Discovery Channel - Original Air Date: 11/10/08
This program (which shares a name/subtitle with an earlier program about the same mystery) starts with a reenactment of an air burst explosion that devastates San Francisco -- a blast similar to the famous Tunguska Event of 1918. Believed originally to be an asteroid or meteor strike, there have been no meteor fragments found. Other possibilities are an explosion from within the earth -- a freak eruption of volcanic gas, a collision with "mirror matter," and even UFOs. The only way to solve the mystery is to gather physical evidence -- and so this show sends an elite group of geologists, physicists, and astronomers to the explosion's epicenter. One scientist, Dr. Kletetschka, believes that half the mass in the universe is trans-dimensional "mirror matter" -- which we can only detect through gravity or when it strikes the earth. He looks for a magnetic signature in the oldest trees left standing. Another scientist, Boslough, believes the event was a low altitude air-burst asteroid explosion, which destroyed over 800 square miles of forest but left no crater. During the event, people heard a series of booms (20-21) and one witness described the sky opening up. The explosion left a butterfly-like "fall pattern." In 2007, an Italian team claimed to have found an impact crater nearby, but expert Boslough sticks with his air-burst theory -- and he seems to have the computer simulations to back him up. This is a high-tech version of the 1960s Soviet matchstick experiment from the earlier Siberian Apocolypse show -- which the show recaps. But Boslough believes the explosion was more powerful, and burns on trees seem to suggest he is right. Kletetschka beleives the air burst came from his mirror matter, and hopes the wood of the trees will provide the magnetic signature proving his theory. They take core samples in the area until they find a tree the right age.

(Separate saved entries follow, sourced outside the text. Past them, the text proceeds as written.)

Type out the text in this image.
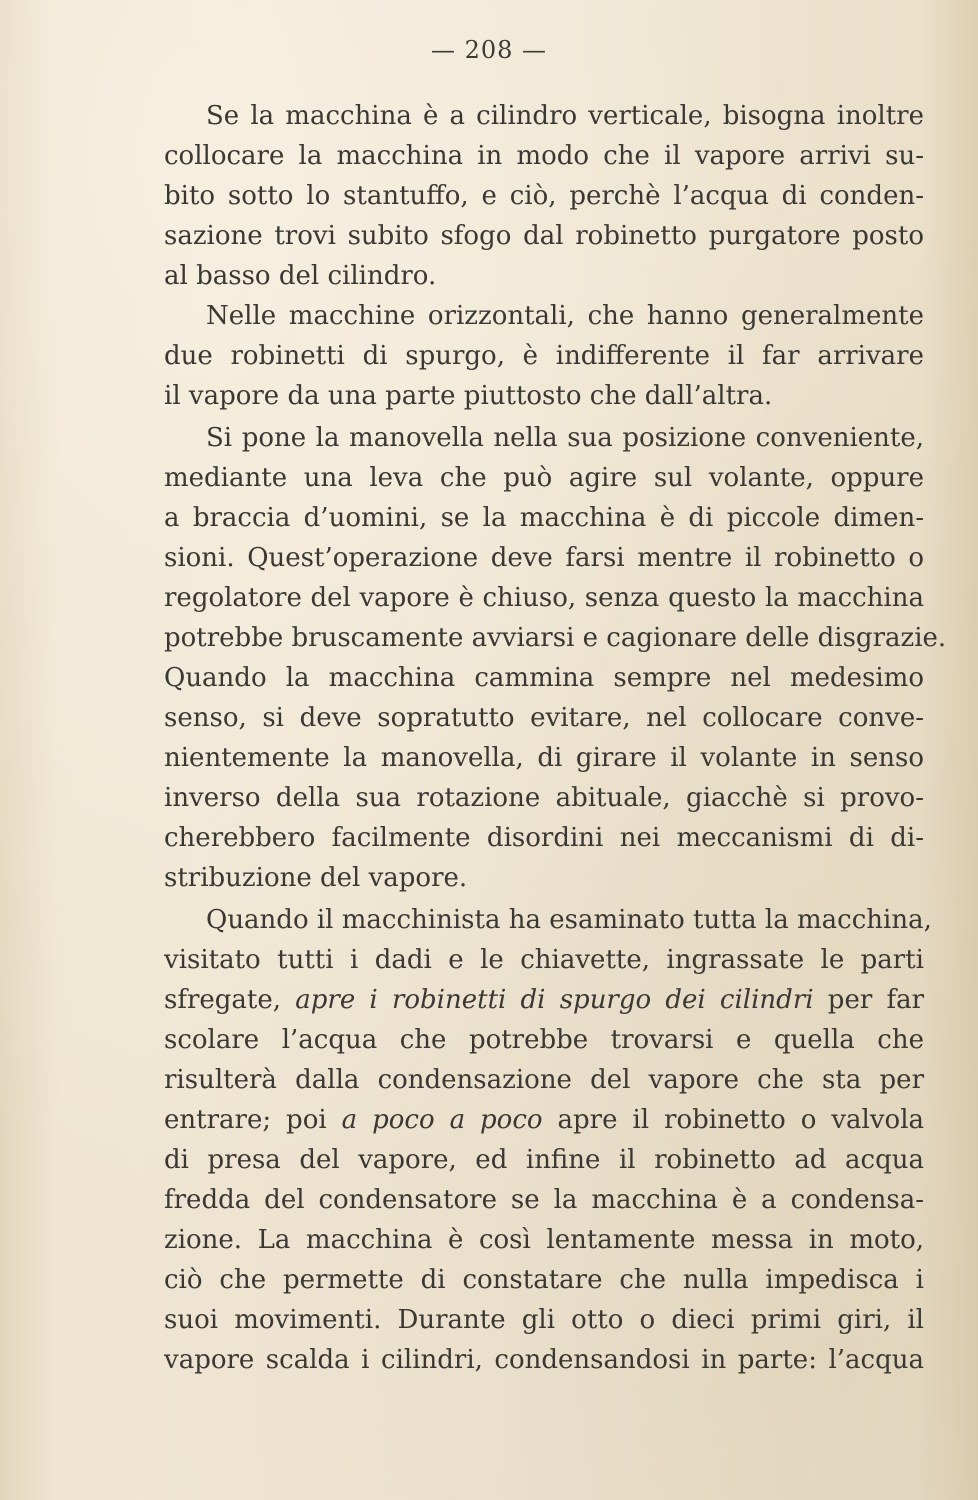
— 208 —
Se la macchina è a cilindro verticale, bisogna inoltre
collocare la macchina in modo che il vapore arrivi su-
bito sotto lo stantuffo, e ciò, perchè l’acqua di conden-
sazione trovi subito sfogo dal robinetto purgatore posto
al basso del cilindro.
Nelle macchine orizzontali, che hanno generalmente
due robinetti di spurgo, è indifferente il far arrivare
il vapore da una parte piuttosto che dall’altra.
Si pone la manovella nella sua posizione conveniente,
mediante una leva che può agire sul volante, oppure
a braccia d’uomini, se la macchina è di piccole dimen-
sioni. Quest’operazione deve farsi mentre il robinetto o
regolatore del vapore è chiuso, senza questo la macchina
potrebbe bruscamente avviarsi e cagionare delle disgrazie.
Quando la macchina cammina sempre nel medesimo
senso, si deve sopratutto evitare, nel collocare conve-
nientemente la manovella, di girare il volante in senso
inverso della sua rotazione abituale, giacchè si provo-
cherebbero facilmente disordini nei meccanismi di di-
stribuzione del vapore.
Quando il macchinista ha esaminato tutta la macchina,
visitato tutti i dadi e le chiavette, ingrassate le parti
sfregate, apre i robinetti di spurgo dei cilindri per far
scolare l’acqua che potrebbe trovarsi e quella che
risulterà dalla condensazione del vapore che sta per
entrare; poi a poco a poco apre il robinetto o valvola
di presa del vapore, ed infine il robinetto ad acqua
fredda del condensatore se la macchina è a condensa-
zione. La macchina è così lentamente messa in moto,
ciò che permette di constatare che nulla impedisca i
suoi movimenti. Durante gli otto o dieci primi giri, il
vapore scalda i cilindri, condensandosi in parte: l’acqua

Geophysicist Morgan has a very different theory. He believes that volcanic gasses built up in the basalt (volcanic) planes of Siberia. A massive eruption of superheated gas (a "Verneshot") triggered the Tunguska explosion, and the debris hurled into the air would explain the atmospheric glow reported after the event. He's looking for shocked quartz to help prove his theory. The final theory is that a UFO caused the blast; benevolent aliens saved earth from a meteor by crashing their own space ship into the deadly object. The Russian scientist found no spaceship, but many "strange" rocks. Kletetscha's samples don't have the magnetism he hoped for, though he vows to search again. Morgan does find his shocked quartz, but that only proves a Verneshot might have happened in the past. Tree scarring bears out Boslough's theory, and he is able to adjust his computer model to explain the possible Italina crater as well (by simulating less of the asteroid exploding). Though the final verdict is still out at on the event's cause, NASA scientists urge that we guard our planet against strikes by near-earth asteroids.